Finnigan::OLE2File -- a decoder for Microsoft structured data files (OLE2 a.k.a. CDF)

=head1 SYNOPSIS

  use Finnigan;
  my $container = Finnigan::OLE2File->decode(\*INPUT);
  my $analyzer_method_text = $container->find("LTQ/Text")->data;

=head1 DESCRIPTION

Thermo uses the Microsoft OLE2 container to store the instrument
method files.
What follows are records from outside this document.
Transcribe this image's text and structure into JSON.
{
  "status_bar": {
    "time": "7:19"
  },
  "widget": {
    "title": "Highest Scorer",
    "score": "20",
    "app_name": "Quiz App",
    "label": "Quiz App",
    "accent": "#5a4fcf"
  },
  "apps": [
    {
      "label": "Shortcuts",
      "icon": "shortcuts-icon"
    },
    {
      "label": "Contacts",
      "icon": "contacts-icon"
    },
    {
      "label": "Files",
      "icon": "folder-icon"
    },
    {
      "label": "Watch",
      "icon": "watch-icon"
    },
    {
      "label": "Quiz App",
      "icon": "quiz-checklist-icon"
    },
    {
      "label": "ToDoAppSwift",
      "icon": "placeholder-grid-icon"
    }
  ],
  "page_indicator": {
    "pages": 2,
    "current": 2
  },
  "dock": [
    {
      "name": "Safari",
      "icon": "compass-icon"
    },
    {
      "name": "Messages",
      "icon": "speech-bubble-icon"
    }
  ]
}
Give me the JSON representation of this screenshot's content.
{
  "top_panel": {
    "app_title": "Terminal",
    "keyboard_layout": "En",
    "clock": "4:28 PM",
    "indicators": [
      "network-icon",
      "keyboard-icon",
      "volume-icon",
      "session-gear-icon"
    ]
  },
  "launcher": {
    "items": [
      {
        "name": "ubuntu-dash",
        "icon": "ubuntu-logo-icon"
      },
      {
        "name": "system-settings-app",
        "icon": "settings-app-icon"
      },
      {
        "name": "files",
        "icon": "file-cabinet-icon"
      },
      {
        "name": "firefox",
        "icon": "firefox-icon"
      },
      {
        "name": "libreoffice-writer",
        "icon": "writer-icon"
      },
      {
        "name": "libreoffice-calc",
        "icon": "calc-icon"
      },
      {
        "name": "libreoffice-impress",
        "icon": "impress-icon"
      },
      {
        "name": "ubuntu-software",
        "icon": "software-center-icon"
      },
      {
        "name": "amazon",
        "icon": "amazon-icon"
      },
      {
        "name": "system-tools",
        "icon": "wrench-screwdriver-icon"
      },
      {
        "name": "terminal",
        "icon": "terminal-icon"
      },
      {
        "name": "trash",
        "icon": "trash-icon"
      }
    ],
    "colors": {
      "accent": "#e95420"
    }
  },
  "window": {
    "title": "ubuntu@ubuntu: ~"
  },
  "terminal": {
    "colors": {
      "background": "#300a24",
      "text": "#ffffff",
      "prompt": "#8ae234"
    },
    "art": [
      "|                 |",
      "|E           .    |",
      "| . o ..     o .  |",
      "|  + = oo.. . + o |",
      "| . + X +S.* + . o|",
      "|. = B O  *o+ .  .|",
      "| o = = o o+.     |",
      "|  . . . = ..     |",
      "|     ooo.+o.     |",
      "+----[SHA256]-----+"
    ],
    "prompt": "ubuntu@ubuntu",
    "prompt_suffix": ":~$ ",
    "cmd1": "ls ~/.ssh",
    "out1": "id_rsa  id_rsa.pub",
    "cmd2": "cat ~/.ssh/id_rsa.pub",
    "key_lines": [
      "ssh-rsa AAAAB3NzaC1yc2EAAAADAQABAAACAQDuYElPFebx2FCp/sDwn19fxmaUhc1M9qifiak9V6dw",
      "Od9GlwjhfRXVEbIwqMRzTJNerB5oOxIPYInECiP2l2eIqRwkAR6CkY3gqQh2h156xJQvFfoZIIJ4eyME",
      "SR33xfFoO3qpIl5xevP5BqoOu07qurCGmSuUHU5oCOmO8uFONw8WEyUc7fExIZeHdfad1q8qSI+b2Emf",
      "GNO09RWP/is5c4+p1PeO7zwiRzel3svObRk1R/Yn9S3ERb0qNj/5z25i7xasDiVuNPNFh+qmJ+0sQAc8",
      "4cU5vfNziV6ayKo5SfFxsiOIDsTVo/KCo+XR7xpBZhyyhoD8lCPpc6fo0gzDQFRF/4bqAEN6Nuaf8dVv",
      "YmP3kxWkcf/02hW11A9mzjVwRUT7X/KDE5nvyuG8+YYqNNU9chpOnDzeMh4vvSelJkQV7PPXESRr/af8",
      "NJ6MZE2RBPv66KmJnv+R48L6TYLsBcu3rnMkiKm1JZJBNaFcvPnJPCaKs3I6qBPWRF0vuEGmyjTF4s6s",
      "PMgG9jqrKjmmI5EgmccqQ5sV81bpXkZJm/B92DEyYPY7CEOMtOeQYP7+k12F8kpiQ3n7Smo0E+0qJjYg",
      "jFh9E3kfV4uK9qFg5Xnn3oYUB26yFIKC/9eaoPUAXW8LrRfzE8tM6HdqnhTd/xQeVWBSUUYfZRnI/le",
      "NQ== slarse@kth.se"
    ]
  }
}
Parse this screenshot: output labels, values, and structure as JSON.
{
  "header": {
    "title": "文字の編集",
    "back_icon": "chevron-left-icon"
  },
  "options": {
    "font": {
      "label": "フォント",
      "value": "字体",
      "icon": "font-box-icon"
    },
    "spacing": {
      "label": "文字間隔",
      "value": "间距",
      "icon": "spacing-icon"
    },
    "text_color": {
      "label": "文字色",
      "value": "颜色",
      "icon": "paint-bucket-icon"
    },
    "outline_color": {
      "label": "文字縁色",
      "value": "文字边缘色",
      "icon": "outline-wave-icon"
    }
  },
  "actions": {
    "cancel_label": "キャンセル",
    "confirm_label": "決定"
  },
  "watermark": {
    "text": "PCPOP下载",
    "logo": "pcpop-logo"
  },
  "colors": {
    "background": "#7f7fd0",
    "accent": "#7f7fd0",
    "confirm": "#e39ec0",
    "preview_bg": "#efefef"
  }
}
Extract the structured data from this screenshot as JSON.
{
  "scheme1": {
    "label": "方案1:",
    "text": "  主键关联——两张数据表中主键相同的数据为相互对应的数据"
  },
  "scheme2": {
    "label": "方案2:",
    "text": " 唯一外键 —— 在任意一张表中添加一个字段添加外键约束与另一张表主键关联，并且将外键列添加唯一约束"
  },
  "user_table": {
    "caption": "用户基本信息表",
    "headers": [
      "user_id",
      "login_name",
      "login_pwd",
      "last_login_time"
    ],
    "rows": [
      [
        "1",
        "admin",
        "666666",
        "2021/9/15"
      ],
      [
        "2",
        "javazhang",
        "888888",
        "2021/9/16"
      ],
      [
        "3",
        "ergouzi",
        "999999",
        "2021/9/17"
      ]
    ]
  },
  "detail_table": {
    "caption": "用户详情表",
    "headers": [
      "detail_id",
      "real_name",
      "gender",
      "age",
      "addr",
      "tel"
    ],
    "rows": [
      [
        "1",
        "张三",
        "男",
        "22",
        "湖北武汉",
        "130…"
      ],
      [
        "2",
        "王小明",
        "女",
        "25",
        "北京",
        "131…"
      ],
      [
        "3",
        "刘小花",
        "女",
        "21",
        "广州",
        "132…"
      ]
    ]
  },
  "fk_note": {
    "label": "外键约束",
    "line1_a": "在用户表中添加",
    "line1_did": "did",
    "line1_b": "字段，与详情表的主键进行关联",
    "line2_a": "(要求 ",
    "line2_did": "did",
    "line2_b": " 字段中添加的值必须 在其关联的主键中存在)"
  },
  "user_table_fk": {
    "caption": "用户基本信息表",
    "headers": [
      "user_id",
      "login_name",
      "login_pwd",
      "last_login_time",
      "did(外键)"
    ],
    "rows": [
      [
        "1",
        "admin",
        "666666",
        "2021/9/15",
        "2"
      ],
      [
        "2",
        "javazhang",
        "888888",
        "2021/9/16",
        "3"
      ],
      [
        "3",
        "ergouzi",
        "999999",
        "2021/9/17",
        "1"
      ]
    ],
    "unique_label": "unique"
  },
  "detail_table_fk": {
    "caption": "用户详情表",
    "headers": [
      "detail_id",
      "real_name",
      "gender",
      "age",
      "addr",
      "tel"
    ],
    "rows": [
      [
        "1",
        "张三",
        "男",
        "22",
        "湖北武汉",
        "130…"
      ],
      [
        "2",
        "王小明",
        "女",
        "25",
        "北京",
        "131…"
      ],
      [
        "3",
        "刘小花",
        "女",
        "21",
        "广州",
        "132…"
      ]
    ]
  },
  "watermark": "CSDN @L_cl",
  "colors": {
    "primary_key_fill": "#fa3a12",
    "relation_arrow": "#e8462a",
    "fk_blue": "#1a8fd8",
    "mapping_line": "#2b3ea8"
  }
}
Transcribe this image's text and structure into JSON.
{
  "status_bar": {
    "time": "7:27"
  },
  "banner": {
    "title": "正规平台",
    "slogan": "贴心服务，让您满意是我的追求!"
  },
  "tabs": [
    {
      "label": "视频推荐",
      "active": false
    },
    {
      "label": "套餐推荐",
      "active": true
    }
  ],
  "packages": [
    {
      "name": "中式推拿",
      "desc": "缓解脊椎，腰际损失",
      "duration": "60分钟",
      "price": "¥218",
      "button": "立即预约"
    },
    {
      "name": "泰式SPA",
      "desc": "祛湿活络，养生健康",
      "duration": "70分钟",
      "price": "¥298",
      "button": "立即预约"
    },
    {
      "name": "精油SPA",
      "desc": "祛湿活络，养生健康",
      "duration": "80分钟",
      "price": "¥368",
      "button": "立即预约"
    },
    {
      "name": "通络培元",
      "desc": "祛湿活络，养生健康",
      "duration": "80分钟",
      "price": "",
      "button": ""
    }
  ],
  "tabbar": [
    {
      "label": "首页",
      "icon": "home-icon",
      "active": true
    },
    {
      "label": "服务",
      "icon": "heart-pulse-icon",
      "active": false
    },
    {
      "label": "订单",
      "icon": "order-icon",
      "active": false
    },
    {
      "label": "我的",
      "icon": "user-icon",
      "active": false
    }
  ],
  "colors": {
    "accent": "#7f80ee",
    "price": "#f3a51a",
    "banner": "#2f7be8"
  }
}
This container has a hirerachical structure based on a
FAT filesystem. It seems like there are always two levels of hierarchy
used in the method container: one directory node for each istrument,
each directory containing one to three leaf nodes (files) named Data,
Text, or Header. The Header file exists only in the first directory
corresponding to the mass analyser. Other directories contain either
Text and Data, or just Data. It seems like Text is simply a
human-readable representation of Data, but this conjectures has not
been verified because the structure of the Data files remains unknown.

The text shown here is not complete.